By Tony Farina
As one veteran developer said to me, “economic development doesn’t fail in the boardroom—it fails in the permit office.”
And that’s the case right now in struggling Niagara Falls, New York, where development is stalled because permits and inspections cannot be executed at exactly the time the city claims it is ready for growth.
Worse yet, $10 million in Main Street state funding could be at risk if permits and inspections cannot be executed and that means a slow down to other projects as well.
So what gives?
Let’s give it a shot here. An architect submits plans, a contractor lines up crews, a developer secures financing, and then nothing happens. Not because the project is flawed, not because zoning is unclear, but because there is no one available to inspect the work. It is an operational failure to be sure.
Across the city, permits sit, projects stall, and inspections cannot be scheduled. With only an acting code enforcement presence and limited staffing, even routine approvals are turning into drawn out delays. You can’t build what you can’t get inspected. That reality is now shaping whether projects move forward at all. When inspections are delayed, timelines collapse, costs rise, and confidence disappears. Smaller developers walk first. Then larger projects follow.
And as we note here, the consequences are about to become public. Through projects like the Downtown Redevelopment Initiative and NY Forward, millions of dollars—including roughly $10 million targeted toward Main Street—are expected to flow into Niagara Falls.
But that money cannot move if the permits cannot move. If inspections cannot be performed, projects cannot begin. The very funding meant to revive Main Street will stall before it ever leaves the starting line.
This is how cities miss their moment—not because the funding wasn’t there, but because execution wasn’t there when it mattered most.
There is another reality City Hall must confront: the labor market. If Niagara Falls wants inspectors, code enforcement officers, and municipal workers, it must compete for them.
So what are we saying? We are saying the city must compete with private-sector wages—even at the entry level. When jobs at McDonald’s and similar employers offer comparable hourly pay without the same responsibility or liability, the city loses the recruiting battle even before it begins.
Let’s put it this way. If you can make similar money with less pressure, why take a city job? This is not a work failure. It is a compensation reality. If the city does not adjust—and we hope someone is reading this—it will continue to operate understaffed—and most importantly, underperforming.
At the same time, the visible condition of Niagara Falls cannot be ignored. Cleanliness and maintenance are not cosmetic. They are signals of whether a city is functioning.

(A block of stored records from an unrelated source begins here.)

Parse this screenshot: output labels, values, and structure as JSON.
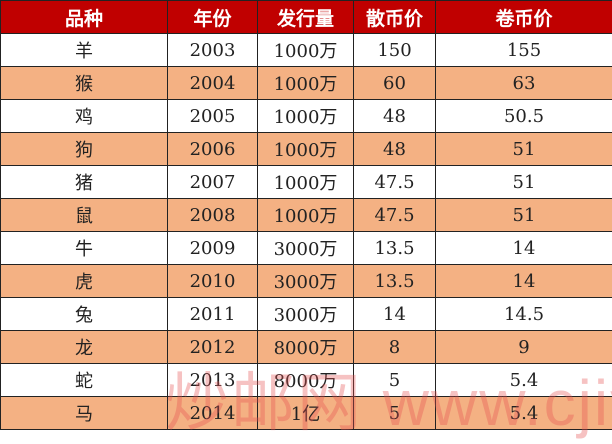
{
  "colors": {
    "header_bg": "#c00000",
    "alt_row_bg": "#f4b183",
    "row_bg": "#ffffff"
  },
  "table": {
    "headers": [
      "品种",
      "年份",
      "发行量",
      "散币价",
      "卷币价"
    ],
    "rows": [
      [
        "羊",
        "2003",
        "1000万",
        "150",
        "155"
      ],
      [
        "猴",
        "2004",
        "1000万",
        "60",
        "63"
      ],
      [
        "鸡",
        "2005",
        "1000万",
        "48",
        "50.5"
      ],
      [
        "狗",
        "2006",
        "1000万",
        "48",
        "51"
      ],
      [
        "猪",
        "2007",
        "1000万",
        "47.5",
        "51"
      ],
      [
        "鼠",
        "2008",
        "1000万",
        "47.5",
        "51"
      ],
      [
        "牛",
        "2009",
        "3000万",
        "13.5",
        "14"
      ],
      [
        "虎",
        "2010",
        "3000万",
        "13.5",
        "14"
      ],
      [
        "兔",
        "2011",
        "3000万",
        "14",
        "14.5"
      ],
      [
        "龙",
        "2012",
        "8000万",
        "8",
        "9"
      ],
      [
        "蛇",
        "2013",
        "8000万",
        "5",
        "5.4"
      ],
      [
        "马",
        "2014",
        "1亿",
        "5",
        "5.4"
      ]
    ]
  },
  "watermark": "炒邮网 www.cjiyou.net"
}
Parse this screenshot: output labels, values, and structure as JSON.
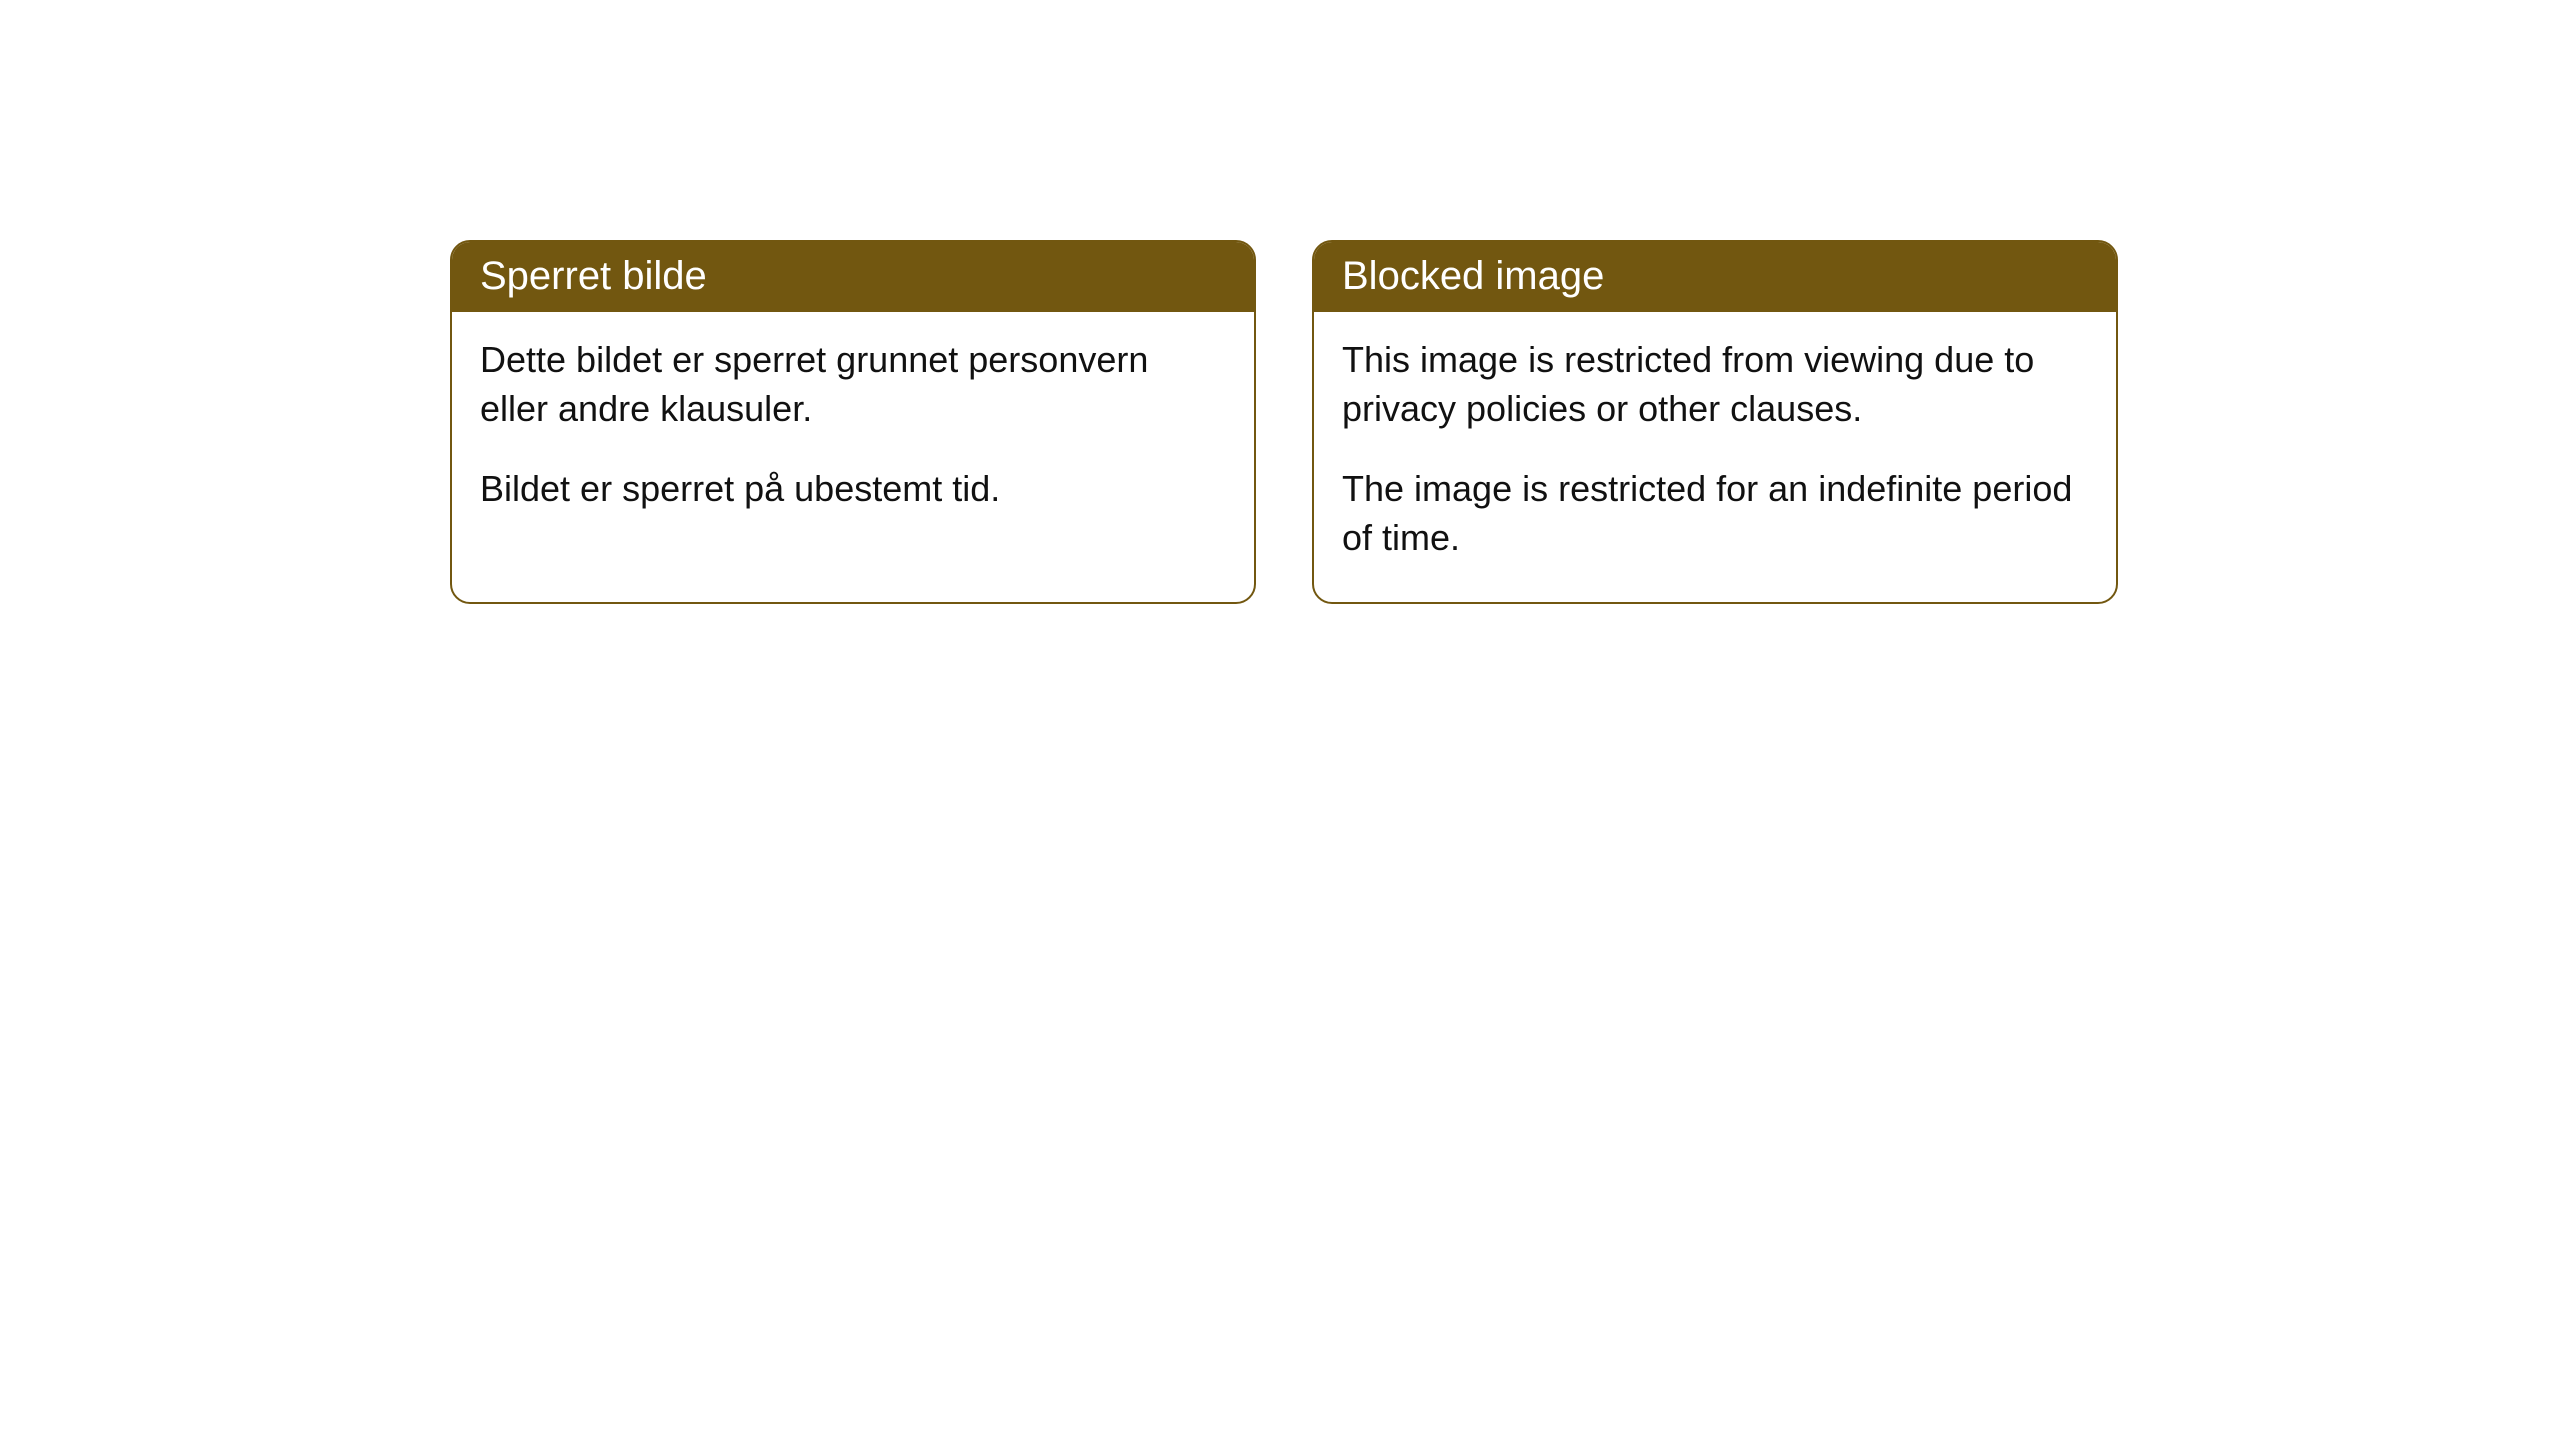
{
  "cards": [
    {
      "title": "Sperret bilde",
      "paragraph1": "Dette bildet er sperret grunnet personvern eller andre klausuler.",
      "paragraph2": "Bildet er sperret på ubestemt tid."
    },
    {
      "title": "Blocked image",
      "paragraph1": "This image is restricted from viewing due to privacy policies or other clauses.",
      "paragraph2": "The image is restricted for an indefinite period of time."
    }
  ],
  "style": {
    "header_background": "#725710",
    "header_text_color": "#ffffff",
    "border_color": "#725710",
    "body_text_color": "#111111",
    "background_color": "#ffffff",
    "border_radius": 20,
    "header_fontsize": 40,
    "body_fontsize": 36
  }
}
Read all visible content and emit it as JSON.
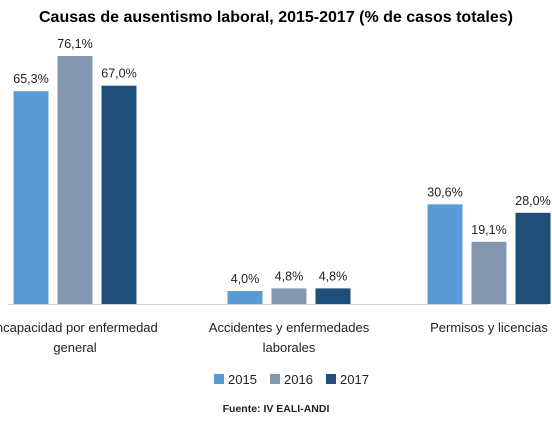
{
  "chart_data": {
    "type": "bar",
    "title": "Causas de ausentismo laboral, 2015-2017 (% de casos totales)",
    "categories": [
      [
        "Incapacidad por enfermedad",
        "general"
      ],
      [
        "Accidentes y enfermedades",
        "laborales"
      ],
      [
        "Permisos y licencias"
      ]
    ],
    "series": [
      {
        "name": "2015",
        "color": "#5b9bd5",
        "values": [
          65.3,
          4.0,
          30.6
        ],
        "labels": [
          "65,3%",
          "4,0%",
          "30,6%"
        ]
      },
      {
        "name": "2016",
        "color": "#8497b0",
        "values": [
          76.1,
          4.8,
          19.1
        ],
        "labels": [
          "76,1%",
          "4,8%",
          "19,1%"
        ]
      },
      {
        "name": "2017",
        "color": "#1f4e79",
        "values": [
          67.0,
          4.8,
          28.0
        ],
        "labels": [
          "67,0%",
          "4,8%",
          "28,0%"
        ]
      }
    ],
    "ylim": [
      0,
      76.1
    ],
    "grid": false,
    "legend_position": "bottom",
    "source": "Fuente: IV EALI-ANDI"
  }
}
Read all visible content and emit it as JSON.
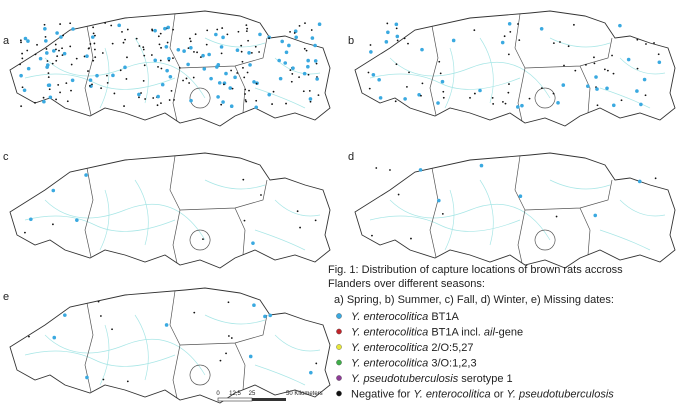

When permits stall, cleanup stalls. When cleanups stall, blight spreads. And when blight spreads, confidence erodes—for residents, investors, and visitors alike. Let’s put it this way. The system designed to clean up the city is preventing the cleanup from happening.
This is not a lack of funding. These are known, visible vacancies that the city has in its budget but is not spending in mission critical roles—positions that directly determine whether construction can move forward and whether the city can maintain itself. And most importantly, the positions can be filled if the city chooses to compete for the people needed to do the work, even if it means eliminating a position or two to increase the base pay to be competitive.
We are talking about competitive wages. That means recognizing that permitting and inspections are not back-off tasks—they are economic infrastructure.
Niagara Falls cannot present itself as open for business while the very positions needed remain unfilled.
The solution is straightforward, Mr. Mayor and council members. You must fill the positions, raise pay where necessary, establish predictable timelines, and restore confidence in the process. This is not an abstract failure. It is a leadership position, and leadership is needed. Every day these roles remain unfilled is a choice to delay projects, tolerate blight, and push investment elsewhere. And that means jobs lost.
If the city is truly committed about serious growth, this is the test. It is now time for execution, not press releases.
Mr. Mayor, the question is no longer what you want to build—it’s whether your administration is capable of building anything at all.
We believe the mayor wants to move forward, but the time for action to make the field competitive is certainly and truly at hand.
We hope city leadership takes action.